The work presented is one of a new series in which the artist have made use of different film myths, recreating them literally, in a deliberate attempt to reproduce them exactly and faithfully.
In this case, she proposes to appropriate a mythical image from Alfred Hitchcock’s The Birds and reconstruct it as a tangible reality. In order to do this, Diana Larrea will invade the two main façades of the Casa de América with a horde of black crows made of synthetic material. They will perch on the cornices, window-ledges, balconies etc. of the building in such a way that they will cover practically everything like an enormous swarm of bees. As in the film, the threatening presence of the birds in everyday surroundings will alter our customary perception of everyday reality.
The basis of this work is found at the point when the spectator, on seeing this image omnipresent in our collective memory, immediately identifies and recognizes it, recalling the original model in the film. The artist is very interested in reflecting on the concept of the myth as a cultural image that participates in the integration of individuals. Contrary to what is usually claimed, the more a myth is used the more it perpetuates its essential meaning, affirming its own power in the world of collective illusions. The power of the myth lies in the fact that it gives us a much more intense awareness of reality than reality itself.

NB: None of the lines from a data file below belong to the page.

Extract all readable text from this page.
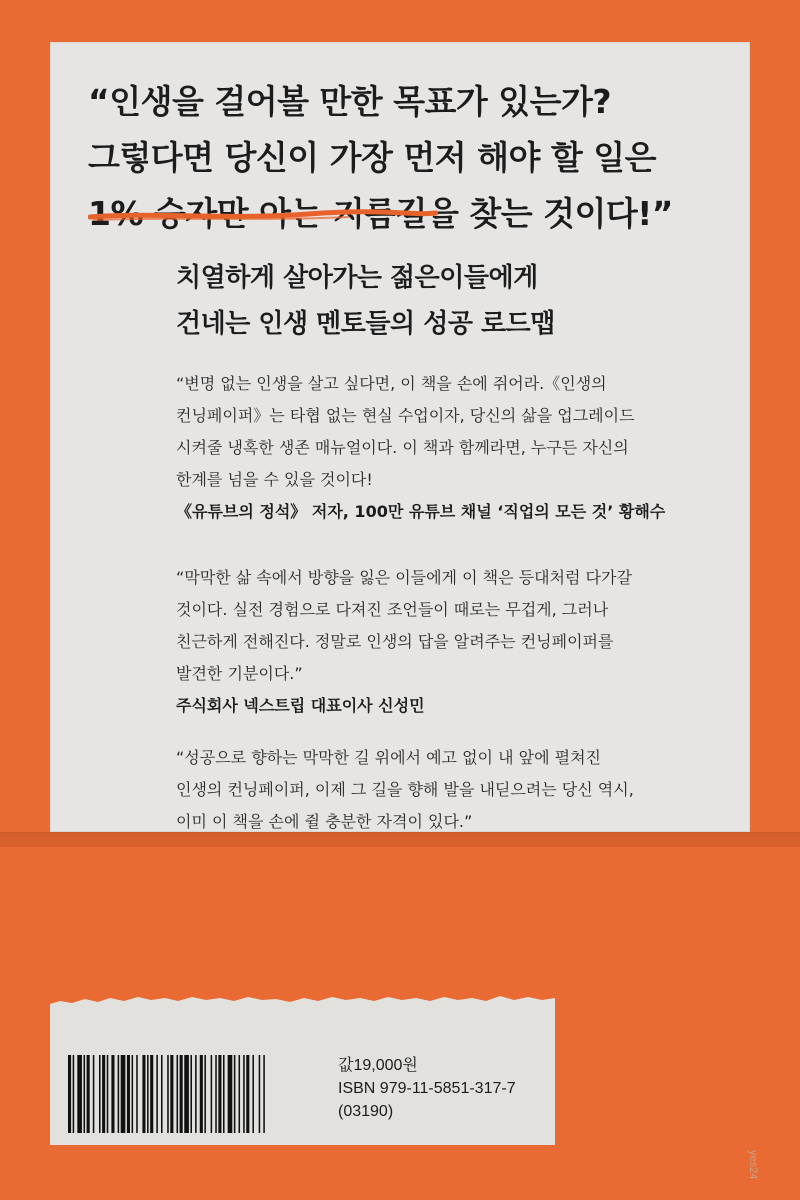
“인생을 걸어볼 만한 목표가 있는가?
그렇다면 당신이 가장 먼저 해야 할 일은
1% 승자만 아는 지름길을 찾는 것이다!”
치열하게 살아가는 젊은이들에게
건네는 인생 멘토들의 성공 로드맵
“변명 없는 인생을 살고 싶다면, 이 책을 손에 쥐어라.《인생의
컨닝페이퍼》는 타협 없는 현실 수업이자, 당신의 삶을 업그레이드
시켜줄 냉혹한 생존 매뉴얼이다. 이 책과 함께라면, 누구든 자신의
한계를 넘을 수 있을 것이다!
《유튜브의 정석》 저자, 100만 유튜브 채널 ‘직업의 모든 것’ 황해수
“막막한 삶 속에서 방향을 잃은 이들에게 이 책은 등대처럼 다가갈
것이다. 실전 경험으로 다져진 조언들이 때로는 무겁게, 그러나
친근하게 전해진다. 정말로 인생의 답을 알려주는 컨닝페이퍼를
발견한 기분이다.”
주식회사 넥스트립 대표이사 신성민
“성공으로 향하는 막막한 길 위에서 예고 없이 내 앞에 펼쳐진
인생의 컨닝페이퍼, 이제 그 길을 향해 발을 내딛으려는 당신 역시,
이미 이 책을 손에 쥘 충분한 자격이 있다.”
값19,000원
ISBN 979-11-5851-317-7
(03190)
yes24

The symbolism of this image can be found in the universal myth of divine punishment. Like the episode narrated in the Old Testament of the plagues in Egypt, the occupation by the threatening birds is something we do not expect and cannot explain. When D. Larrea use this artistic replica to repeat a similar event in our current world, she is refering to those dreaded prophecies that are inexorably fulfilled. That an image from the fantasy world of our nightmares can suddenly take on concrete form confers on the work a certain sinister quality that is very disturbing.